Reconhecidas mundo afora como um dos símbolos do Rio, as calçadas da Avenida Atlântica, na Praia de Copacabana, estão entre os raros monumentos nacionais qualificados como patrimônio da humanidade pela Unesco e, como tal, deveriam ser mantidas impecáveis. Entretanto, isso está longe de acontecer com essa obra de rara beleza criada pelo paisagista e artista plástico Roberto Burle Marx há mais de 45 anos. Não bastasse o desgaste natural, os desenhos têm sido descaracterizados por intervenções irregulares, como a realizada pelo hotel Windsor Atlântica, na esquina da Avenida Princesa Isabel. Ocupante do antigo prédio do Le Méridien desde 2011, a unidade mais luxuosa da rede carioca instalou parte do restaurante Alloro diretamente sobre o piso de pedras portuguesas. Também rebaixou o meio-fio e sinalizou a calçada para demarcar o acesso de automóveis. Tomando como ponto de partida uma denúncia feita pelo condomínio vizinho, o Ministério Público do Estado instaurou uma ação civil pública em fevereiro, recentemente transformada em um processo na 6ª Vara Empresarial do Tribunal de Justiça. “Tratase, como resta evidente, de afronta notória empreendida por empresa de grande porte, em área revestida de enorme interesse público, cultural e social, tombada, para construir um puxadinho de alto padrão, que serve somente aos afortunados hóspedes e clientes de sua estalagem privilegiada”, escreve o promotor Carlos Frederico Saturnino, da 3ª Promotoria de Tutela Coletiva do Meio Ambiente e Patrimônio Cultural da Capital.

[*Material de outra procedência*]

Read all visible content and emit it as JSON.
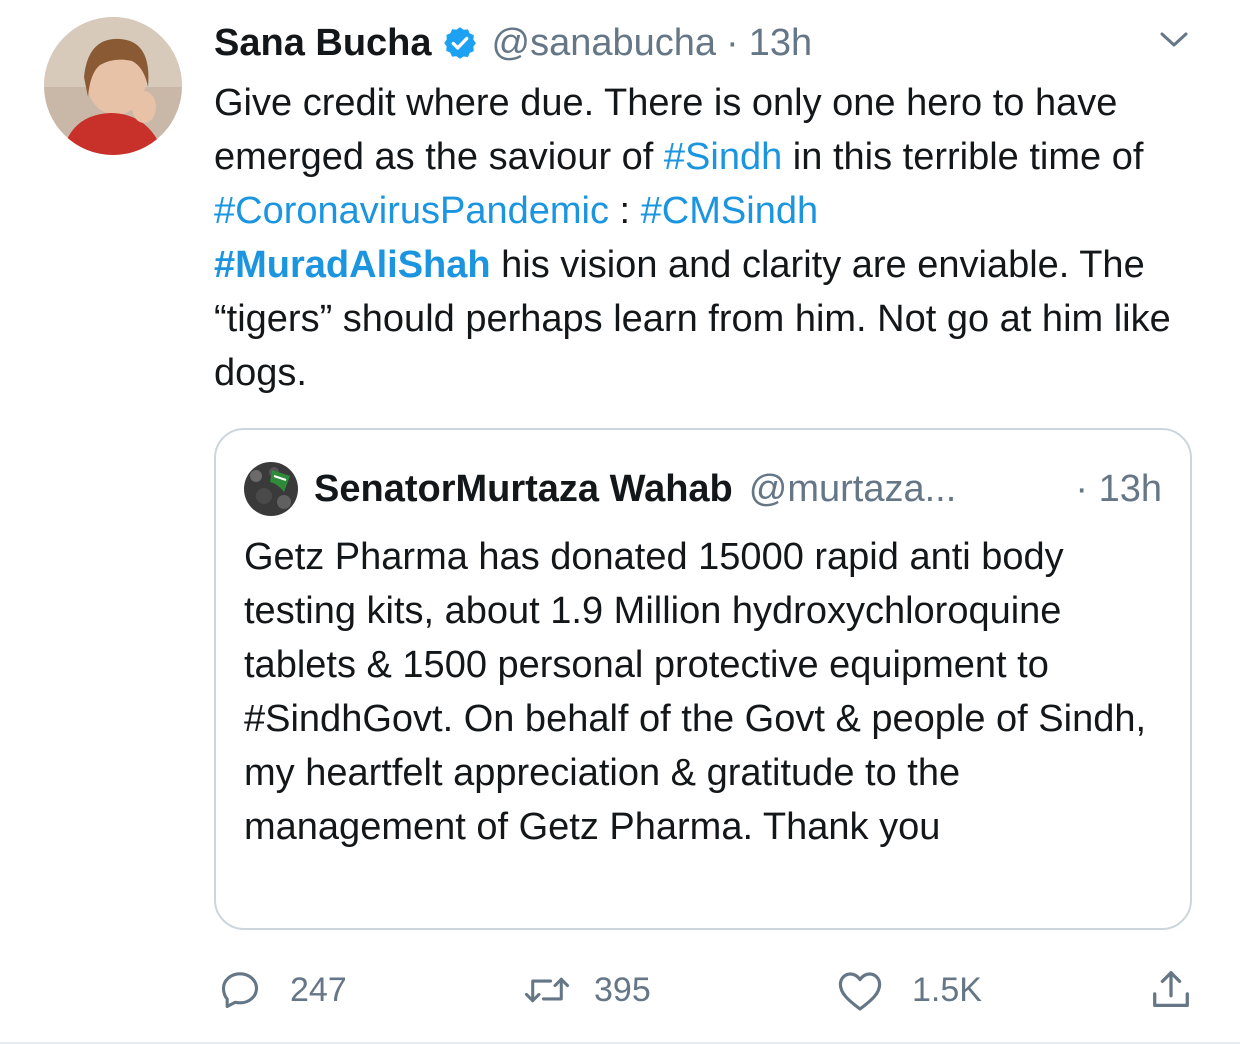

A disputa judicial está apenas no começo, mas a disposição do MP é que o mosaico de Burle Marx em frente ao Windsor volte à forma original de 1970, quando foi produzido. A ação estabelece que o hotel reverta as alterações em, no máximo, noventa dias, sob a pena diária de 50 000 reais pela não obediência, no que se refere tanto à construção como à área do valet. Há ainda um pedido de indenização de 1 milhão de reais relativa ao período em que a irregularidade foi mantida, valor que deverá ser repassado ao Fundo Estadual de Conservação Ambiental e Desenvolvimento Urbano do governo estadual. Procurado, o hotel limitou-se a responder por meio de nota: “O departamento jurídico da Rede Windsor de Hotéis está ciente da ação e vai recorrer, tendo em vista que o projeto possui todas as licenças necessárias e está regularizado”. O promotor, por sua vez, reitera na ação que o Instituto Estadual de Patrimônio Cultural teria autorizado as obras desde que o fechamento tivesse sido feito por vidro laminado transparente, que não afetasse a visibilidade do calçadão e permitisse a integração com os espaços internos e externos. Em vez disso, foi instalado vidro de base opaca, fechado por cortinas, o que cobriu completamente o desenho. Quanto ao rebaixamento e à delimitação da área para veículos, o MP declara que as intervenções não foram autorizadas.
Guardião das criações de Burle Marx, o escritório que leva seu nome acompanha com preocupação a manutenção das obras espalhadas pela cidade. No próprio calçadão há outras irregularidades, além das atribuídas ao Windsor. “Se olharmos uma foto dos anos 80 e a compararmos com uma atual, as diferenças são óbvias. Os restaurantes montam canteiros, formando trechos cercados, e já houve até o caso da instalação de um deque de madeira sobre os desenhos”, lamenta Isabela Ono, arquiteta que coordena o escritório. A feira de artesanato que ocupa a região também causa problemas, já que muitas das pedras são removidas para a fixação das barracas no piso. As obras de concessionárias de telefonia e energia e o estacionamento irregular de veículos são outros fatores que prejudicam o mosaico. Some-se a isso o fato de a qualidade do conserto feito atualmente ficar muito aquém do trabalho dos antigos calceteiros da cidade. Mesmo tombado e reconhecido como um importante patrimônio cultural, o mosaico desenhado por Burle Marx continua rodeado de ameaças.